Corte Cost., 7 marzo 2025, sentenza n. 25

IL DISPOSITIVO
“Non è fondata la questione di legittimità dell’art. 5, comma 8-bis, del Decreto legislativo 25 luglio 1998, n. 286 (T.U. Immigrazione), sollevata in relazione agli artt. 3 e 27 Cost., nella parte in cui prevede il medesimo trattamento sanzionatorio sia per il delitto di utilizzo di documenti contraffatti o alterati, sia per quelli di contraffazione o alterazione di documenti descritti nella stessa norma, e non invece trattamenti sanzionatori differenziati, non prevedendo in particolare che la pena edittale per il delitto di utilizzo di documenti contraffatti o alterati sia determinata riducendo di un terzo la pena prevista per le condotte di contraffazione o alterazione dei documenti medesimi, analogamente a quanto disposto dall’art. 489 c.p.”.

IL CASO
Il caso trae origine dall’instaurato procedimento nei confronti di un uomo, imputato del delitto previsto e punito dall’art. 5, comma 8-bis, del D. lgs. 25 luglio 1998, n. 286 (T.U. Immigrazione), per avere utilizzato, inviandolo all’Ufficio immigrazione della Questura competente, un certificato di conoscenza della lingua italiana apparentemente a lui rilasciato, poi risultato contraffatto in quanto intestato ad altro soggetto.

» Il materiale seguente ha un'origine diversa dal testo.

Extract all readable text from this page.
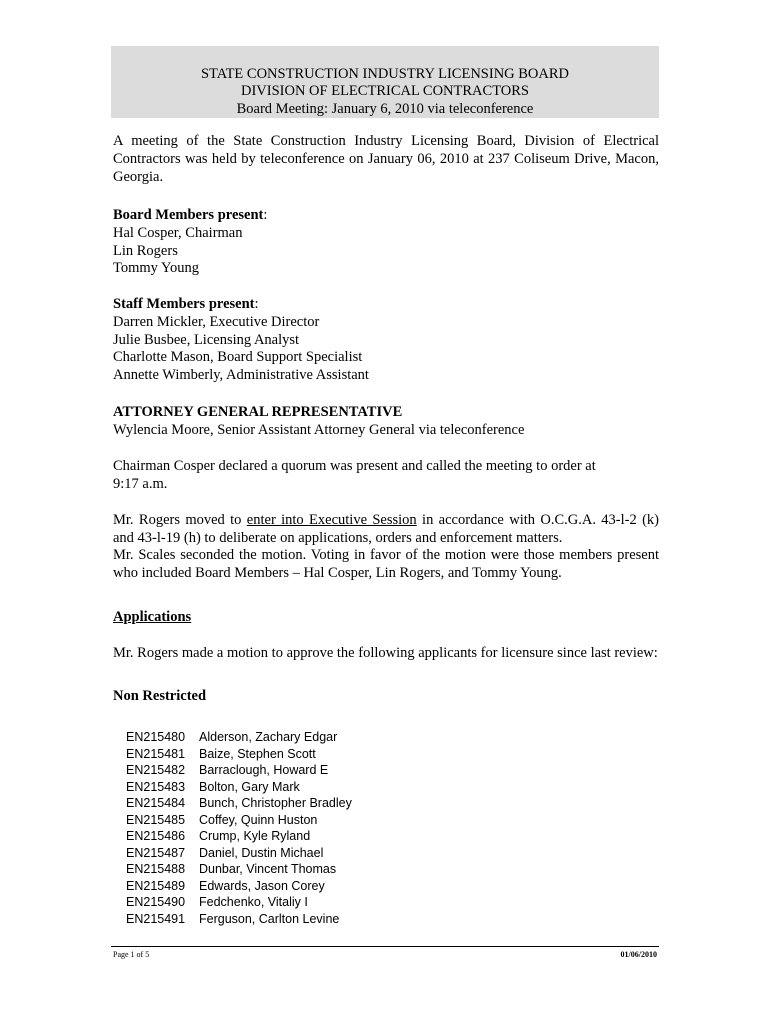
STATE CONSTRUCTION INDUSTRY LICENSING BOARD
DIVISION OF ELECTRICAL CONTRACTORS
Board Meeting: January 6, 2010 via teleconference
A meeting of the State Construction Industry Licensing Board, Division of Electrical Contractors was held by teleconference on January 06, 2010 at 237 Coliseum Drive, Macon, Georgia.
Board Members present:
Hal Cosper, Chairman
Lin Rogers
Tommy Young
Staff Members present:
Darren Mickler, Executive Director
Julie Busbee, Licensing Analyst
Charlotte Mason, Board Support Specialist
Annette Wimberly, Administrative Assistant
ATTORNEY GENERAL REPRESENTATIVE
Wylencia Moore, Senior Assistant Attorney General via teleconference
Chairman Cosper declared a quorum was present and called the meeting to order at
9:17 a.m.
Mr. Rogers moved to enter into Executive Session in accordance with O.C.G.A. 43-l-2 (k) and 43-l-19 (h) to deliberate on applications, orders and enforcement matters.
Mr. Scales seconded the motion. Voting in favor of the motion were those members present who included Board Members – Hal Cosper, Lin Rogers, and Tommy Young.
Applications
Mr. Rogers made a motion to approve the following applicants for licensure since last review:
Non Restricted
EN215480	Alderson, Zachary Edgar
EN215481	Baize, Stephen Scott
EN215482	Barraclough, Howard E
EN215483	Bolton, Gary Mark
EN215484	Bunch, Christopher Bradley
EN215485	Coffey, Quinn Huston
EN215486	Crump, Kyle Ryland
EN215487	Daniel, Dustin Michael
EN215488	Dunbar, Vincent Thomas
EN215489	Edwards, Jason Corey
EN215490	Fedchenko, Vitaliy I
EN215491	Ferguson, Carlton Levine
Page 1 of 5	01/06/2010
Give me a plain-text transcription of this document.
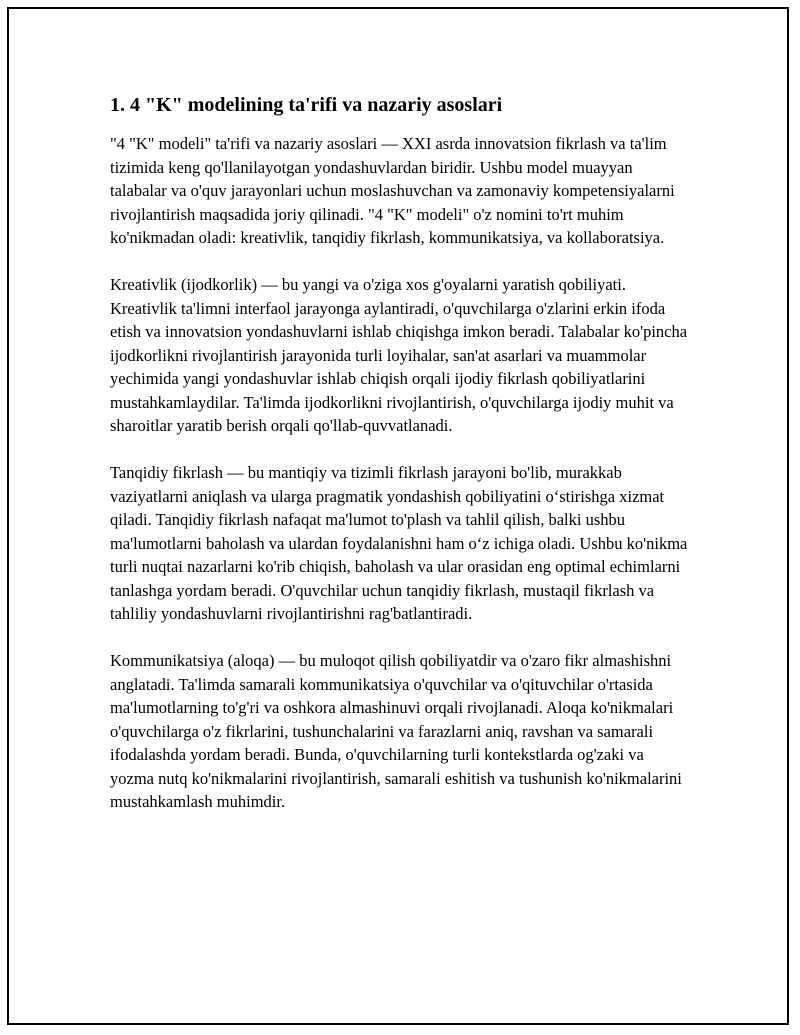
1. 4 "K" modelining ta'rifi va nazariy asoslari

"4 "K" modeli" ta'rifi va nazariy asoslari — XXI asrda innovatsion fikrlash va ta'lim tizimida keng qo'llanilayotgan yondashuvlardan biridir. Ushbu model muayyan talabalar va o'quv jarayonlari uchun moslashuvchan va zamonaviy kompetensiyalarni rivojlantirish maqsadida joriy qilinadi. "4 "K" modeli" o'z nomini to'rt muhim ko'nikmadan oladi: kreativlik, tanqidiy fikrlash, kommunikatsiya, va kollaboratsiya.

Kreativlik (ijodkorlik) — bu yangi va o'ziga xos g'oyalarni yaratish qobiliyati. Kreativlik ta'limni interfaol jarayonga aylantiradi, o'quvchilarga o'zlarini erkin ifoda etish va innovatsion yondashuvlarni ishlab chiqishga imkon beradi. Talabalar ko'pincha ijodkorlikni rivojlantirish jarayonida turli loyihalar, san'at asarlari va muammolar yechimida yangi yondashuvlar ishlab chiqish orqali ijodiy fikrlash qobiliyatlarini mustahkamlaydilar. Ta'limda ijodkorlikni rivojlantirish, o'quvchilarga ijodiy muhit va sharoitlar yaratib berish orqali qo'llab-quvvatlanadi.

Tanqidiy fikrlash — bu mantiqiy va tizimli fikrlash jarayoni bo'lib, murakkab vaziyatlarni aniqlash va ularga pragmatik yondashish qobiliyatini o‘stirishga xizmat qiladi. Tanqidiy fikrlash nafaqat ma'lumot to'plash va tahlil qilish, balki ushbu ma'lumotlarni baholash va ulardan foydalanishni ham o‘z ichiga oladi. Ushbu ko'nikma turli nuqtai nazarlarni ko'rib chiqish, baholash va ular orasidan eng optimal echimlarni tanlashga yordam beradi. O'quvchilar uchun tanqidiy fikrlash, mustaqil fikrlash va tahliliy yondashuvlarni rivojlantirishni rag'batlantiradi.

Kommunikatsiya (aloqa) — bu muloqot qilish qobiliyatdir va o'zaro fikr almashishni anglatadi. Ta'limda samarali kommunikatsiya o'quvchilar va o'qituvchilar o'rtasida ma'lumotlarning to'g'ri va oshkora almashinuvi orqali rivojlanadi. Aloqa ko'nikmalari o'quvchilarga o'z fikrlarini, tushunchalarini va farazlarni aniq, ravshan va samarali ifodalashda yordam beradi. Bunda, o'quvchilarning turli kontekstlarda og'zaki va yozma nutq ko'nikmalarini rivojlantirish, samarali eshitish va tushunish ko'nikmalarini mustahkamlash muhimdir.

In particolare, l’imputato aveva posto in essere tale condotta al fine di ottenere il rilascio del permesso di soggiorno per cittadini di altro Stato membro dell’Unione europea soggiornanti di lungo periodo.
Il giudice dell’udienza preliminare del Tribunale adito, su eccezione della difesa dell’imputato, sollevava questione di legittimità della disposizione sopra richiamata, in relazione agli artt. 3 e 27 Cost., nella parte in cui prevede il medesimo trattamento sanzionatorio sia per il delitto di utilizzo di documenti contraffatti o alterati, sia per quelli di contraffazione o alterazione di documenti. Il rimettente, invero, sottolinea come l’assimilazione sul piano sanzionatorio del disvalore di dette condotte sia ingiustificata, in ragione della minore gravità del reato di mera utilizzazione del documento falso.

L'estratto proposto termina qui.